Futures Movers: U.S. oil futures climb again, heading for 5th day of gains

United States

U.S. crude oil futures Tuesday were climbing to levels not seen since late November, after four straight days of gains of more than 1%, the biggest streak since late May of 2020, according to Dow Jones Market Data, as winter demand, and hopes that the omicron variant of coronavirus would have only limited impact on economic growth, justified buying.

However, low trading volumes amid the Christmas and New Year holiday may be amplifying volatility, analysts said.

The rise in crude prices also gained some support after the U.K. said that it would not impose any further restrictions on consumer mobility as COVID infections rise in the region, though it was reviewing the impact of the disease on hospitals.

Holiday travel has been impeded by flight cancellations resulting from COVID-related staff shortages around the globe, but the U.S. Centers for Disease Control and Prevention has reduced the recommended isolation period for people infected with COVID-19 to 5 days from 10 as recent preliminary studies have suggested the omicron variant may be more transmissible but less severe than other COVID strains.
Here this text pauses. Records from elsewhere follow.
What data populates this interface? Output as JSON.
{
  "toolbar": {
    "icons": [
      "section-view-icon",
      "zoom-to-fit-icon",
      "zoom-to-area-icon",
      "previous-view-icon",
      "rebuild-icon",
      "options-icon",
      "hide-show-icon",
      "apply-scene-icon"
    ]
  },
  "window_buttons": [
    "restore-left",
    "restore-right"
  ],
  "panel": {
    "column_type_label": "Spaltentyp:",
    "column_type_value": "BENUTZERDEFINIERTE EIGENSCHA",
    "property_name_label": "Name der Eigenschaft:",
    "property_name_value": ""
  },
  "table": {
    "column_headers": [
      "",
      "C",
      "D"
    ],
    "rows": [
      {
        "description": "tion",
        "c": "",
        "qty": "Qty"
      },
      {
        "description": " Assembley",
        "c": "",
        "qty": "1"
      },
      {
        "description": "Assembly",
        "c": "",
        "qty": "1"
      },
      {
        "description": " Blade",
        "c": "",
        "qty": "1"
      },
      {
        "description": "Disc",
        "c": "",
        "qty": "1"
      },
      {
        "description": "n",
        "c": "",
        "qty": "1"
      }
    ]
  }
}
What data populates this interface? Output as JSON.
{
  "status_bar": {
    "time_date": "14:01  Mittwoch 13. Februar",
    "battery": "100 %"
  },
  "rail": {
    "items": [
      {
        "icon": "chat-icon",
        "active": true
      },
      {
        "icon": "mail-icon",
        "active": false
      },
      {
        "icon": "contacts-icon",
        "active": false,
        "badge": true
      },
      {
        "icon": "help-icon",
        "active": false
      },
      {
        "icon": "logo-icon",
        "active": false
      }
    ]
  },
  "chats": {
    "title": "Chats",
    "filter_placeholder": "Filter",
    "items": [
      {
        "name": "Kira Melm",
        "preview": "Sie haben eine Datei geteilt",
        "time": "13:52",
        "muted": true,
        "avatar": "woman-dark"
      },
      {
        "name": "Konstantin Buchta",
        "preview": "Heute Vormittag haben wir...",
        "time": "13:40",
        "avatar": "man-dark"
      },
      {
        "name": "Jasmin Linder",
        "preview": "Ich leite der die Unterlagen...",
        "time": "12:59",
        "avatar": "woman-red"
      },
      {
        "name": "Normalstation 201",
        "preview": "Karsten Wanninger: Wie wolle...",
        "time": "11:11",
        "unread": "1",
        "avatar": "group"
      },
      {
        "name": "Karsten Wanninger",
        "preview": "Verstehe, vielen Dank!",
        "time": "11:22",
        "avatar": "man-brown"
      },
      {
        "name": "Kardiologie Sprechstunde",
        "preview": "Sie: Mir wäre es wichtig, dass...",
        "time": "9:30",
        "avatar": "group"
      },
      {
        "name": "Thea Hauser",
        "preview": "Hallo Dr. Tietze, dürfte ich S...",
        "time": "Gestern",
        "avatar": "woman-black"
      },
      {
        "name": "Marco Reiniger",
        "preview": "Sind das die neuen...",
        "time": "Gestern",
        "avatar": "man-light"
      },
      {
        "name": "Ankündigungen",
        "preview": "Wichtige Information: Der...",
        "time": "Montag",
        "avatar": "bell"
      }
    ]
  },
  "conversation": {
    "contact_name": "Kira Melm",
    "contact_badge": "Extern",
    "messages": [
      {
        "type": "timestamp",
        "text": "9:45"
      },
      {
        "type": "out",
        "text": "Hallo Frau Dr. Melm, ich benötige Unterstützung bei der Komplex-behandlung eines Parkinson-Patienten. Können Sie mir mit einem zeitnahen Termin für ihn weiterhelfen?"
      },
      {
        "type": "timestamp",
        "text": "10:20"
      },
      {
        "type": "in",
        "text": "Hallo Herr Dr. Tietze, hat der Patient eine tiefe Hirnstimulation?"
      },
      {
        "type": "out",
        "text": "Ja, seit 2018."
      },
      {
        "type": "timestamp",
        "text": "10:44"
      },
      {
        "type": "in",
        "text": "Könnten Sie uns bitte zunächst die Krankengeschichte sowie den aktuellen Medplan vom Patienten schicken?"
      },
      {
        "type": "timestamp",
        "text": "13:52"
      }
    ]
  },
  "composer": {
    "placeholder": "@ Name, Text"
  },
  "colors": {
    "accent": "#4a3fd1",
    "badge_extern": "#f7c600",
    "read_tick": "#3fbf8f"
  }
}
West Texas Intermediate crude for February delivery CLG22, +1.55% CL.1, +1.55% was trading $ 1.16 higher, or 1.6%, to reach $ 76.75 a barrel on the New York Mercantile Exchange, after the U.S. benchmark rose 2.4% on Monday.

“Crude oil prices are up over a full point with spot oil nearing $ 77, and could very well reach our short-term target of $ 80 as the ‘fear factor’ over demand subsides,” wrote Peter Cardillo, chief market economist at Spartan Capital Securities, in a daily note.

February Brent crude BRNG22, +1.31%, the global benchmark, advanced $ 1.18, or 1.5%, to trade at $ 79.40 a barrel on ICE Futures Europe, following a 3.2% gain a day ago.

However, some economists see the spread of the virus as a hurdle for global economic growth. Mark Zandi, chief economist at Moody’s Analytics, downgraded his first-quarter U.S. gross domestic product forecast to 2.2% growth from 5.2% as he “can see the economic damage mounting going into the first quarter,” The Wall Street Journal reported. A weaker economy could be a drag for oil uptake.

Looking ahead, investors are watching for a meeting between the Organization of the Petroleum Exporting Countries and its allies, including Russia, a group known as OPEC+, which is scheduled for Jan. 4.

OPEC+ will assess its plans to boost daily oil production among its members to 400,000 bpd starting in February or adjust its output to factor the spread of COVID.